You can’t go anywhere without meeting clever people. The thing has become an absolute public nuisance. I wish to goodness we had a few fools left.
– Oscar Wilde
I find that, no matter the situation in which I find myself, there is a Wildeism that applies. Today, this one’s mine.
Simply put, I’m often too clever for my own good. I’m often overly convinced of my own vision and acumen, of my own position in the master-student hierarchy. Convinced that in a kingdom of the blind, I’m the only one who can see. In short, as was pointed out to me rather bluntly a few days ago, I am often an arrogant bastard.
On one hand, I’m not persuaded that this is necessarily a bad thing. The very act of writing something down for public consumption entails a certain “humble arrogance”: to think that something one has to say might actually be of benefit to others. To hope that some pearl of dim wisdom, derived from the relatively quotidian experience that is the average human life, might in the end shape the essence of things, might change the world as we know it. This requires a special kind of arrogance indeed.

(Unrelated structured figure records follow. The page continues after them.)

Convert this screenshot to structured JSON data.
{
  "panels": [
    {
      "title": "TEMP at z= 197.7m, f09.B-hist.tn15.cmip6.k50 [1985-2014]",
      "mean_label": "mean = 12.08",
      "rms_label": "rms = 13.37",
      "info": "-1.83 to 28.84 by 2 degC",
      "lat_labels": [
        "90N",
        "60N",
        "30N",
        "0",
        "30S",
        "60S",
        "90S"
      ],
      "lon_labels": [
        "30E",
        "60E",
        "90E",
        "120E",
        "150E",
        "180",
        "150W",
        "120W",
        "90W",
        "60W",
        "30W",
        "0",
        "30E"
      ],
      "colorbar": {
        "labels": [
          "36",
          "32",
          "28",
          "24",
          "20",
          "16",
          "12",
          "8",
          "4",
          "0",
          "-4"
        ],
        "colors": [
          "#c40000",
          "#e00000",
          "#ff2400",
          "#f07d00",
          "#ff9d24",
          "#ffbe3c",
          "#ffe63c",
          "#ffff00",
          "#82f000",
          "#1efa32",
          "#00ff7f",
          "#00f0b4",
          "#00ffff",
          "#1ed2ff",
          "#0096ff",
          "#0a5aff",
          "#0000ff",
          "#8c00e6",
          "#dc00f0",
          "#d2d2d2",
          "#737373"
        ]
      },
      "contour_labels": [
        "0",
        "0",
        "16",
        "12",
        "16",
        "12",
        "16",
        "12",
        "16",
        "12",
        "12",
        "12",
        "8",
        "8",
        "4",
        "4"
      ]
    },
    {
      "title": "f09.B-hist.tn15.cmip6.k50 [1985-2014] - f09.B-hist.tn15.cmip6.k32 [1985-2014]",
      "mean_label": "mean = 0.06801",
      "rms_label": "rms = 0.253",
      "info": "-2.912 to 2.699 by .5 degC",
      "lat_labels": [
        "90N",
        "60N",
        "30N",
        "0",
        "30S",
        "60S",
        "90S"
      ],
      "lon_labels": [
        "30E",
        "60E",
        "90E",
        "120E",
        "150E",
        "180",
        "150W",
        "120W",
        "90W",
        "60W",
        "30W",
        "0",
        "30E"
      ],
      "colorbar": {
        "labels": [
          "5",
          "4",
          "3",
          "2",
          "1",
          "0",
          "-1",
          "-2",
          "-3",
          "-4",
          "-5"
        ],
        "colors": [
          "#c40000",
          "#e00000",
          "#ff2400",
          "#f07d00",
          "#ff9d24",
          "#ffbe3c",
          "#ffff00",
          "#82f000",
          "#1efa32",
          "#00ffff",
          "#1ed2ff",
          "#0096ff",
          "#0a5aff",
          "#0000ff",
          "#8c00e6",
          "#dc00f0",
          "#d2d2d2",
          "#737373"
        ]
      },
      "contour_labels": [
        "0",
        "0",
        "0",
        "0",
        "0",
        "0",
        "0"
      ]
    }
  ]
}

On the other hand, though, there is the sometimes overlooked fact (at least by me) that the experience of average human life is quotidian precisely because it is shared. I am not the only one watching the world through perceptive eyes; although I may have something of value to contribute, in that I am surely not alone. Failing to acknowledge this entails a not-so-special kind of arrogance.
There are two sides to every coin. And my coin, much to my chagrin, seems to be rigged. It’s a trick coin, a Harvey Dent coin, a coin with a mind of its own. In other words, in the battle between arrogant bastards, the humble guy generally gets his ass kicked.
A few days ago, I wrote a post about gender and race relations. I tossed the coin, aware of the risk I was taking, but not as prepared for the fallout as I thought I was. Like I told a friend, my skin is never as thick as I think it’s going to be. I tossed the coin, and it landed pretty much right on its edge. Which didn’t work for me. So I knocked it over. The wrong way.
Let me be clear: I still believe what I said is in many ways correct. I’m not the type to grovel and scrape, and I don’t feel any need to here. That being said…it has become clear to me that a) I didn’t say it nearly as eloquently or innocuously as I thought I had, and b) what is more important by far, I am perhaps not the right person to say it in the first place.
I want to revisit the Alicen Grey quote that started me down this argumentative road in the first place:
It’s painful when I hear/see quotes from men, waxing poetic about how violent and inhumane “we” “humans” are “to each other”. When historically and globally, males account for the vast, vast majority of violence. Mostly against women. I used to wonder, how could these men – fancying themselves profound and in-on Truth – possibly call “humans” violent when they are technically the source? But I guess that’s what happens when the only people you consider humans are other men.
(I’m going to borrow a bit from a recent e-mail to a friend, sent in the aftermath of the “post-ocalypse,” in the hopes of explaining myself a bit better. I hope she doesn’t mind.)
I believe Alicen Grey is justified in her feelings in ways that (as I said) I cannot understand, being neither Black nor a woman. I’m telling you that I believe her (yes!) imperialistic language is used in this case in an attempt to right wrongs in a system in desperate need of righting, but in a manner that sells itself short by angering the people (men) she holds responsible rather than inspiring them to self-reflection. Not unlike my own reaction. Sometimes people who have a point worth making make it in unfortunate and counterproductive ways. Again, not unlike myself. I can’t hold it against her, because I wouldn’t want it held against me. So, yes, given the opportunity, and given the benefit of the doubt, I would gladly work alongside her. I’m not just saying that. Once I’ve gotten over myself, I truly believe there is no one on this planet with whom I could not find some common ground somewhere.
You see, I forget sometimes that perception is nine-tenths of the truth. I said what I said, convinced of its accuracy, with little regard for the ways in which it might be taken. In other words, I did exactly what I was suggesting Alicen Grey shouldn’t have done. So…shame on me.
Whatever else you take from what I write here (and I’m stealing from the e-mail again), please take this:
I truly desire nothing more than to make the world a better, more equitable and just place for all of us. But at the end of the day, I’m human; I can’t be more than that. No one can. And my humanity, as everyone’s, is the thorn in my flesh. It allows me to soar, and it causes me to crash back down to earth when my wings collapse under the weight of my own hubris. And it always will.
According to Oscar Wilde, the world needs a few more fools. In my case, perhaps an acknowledgement of my own episodic foolishness will do, as a step toward a more Wildean equilibrium.
I will write on. And stumble from time to time over my own wayward ego. And then, get back up, dust myself off, and write on further.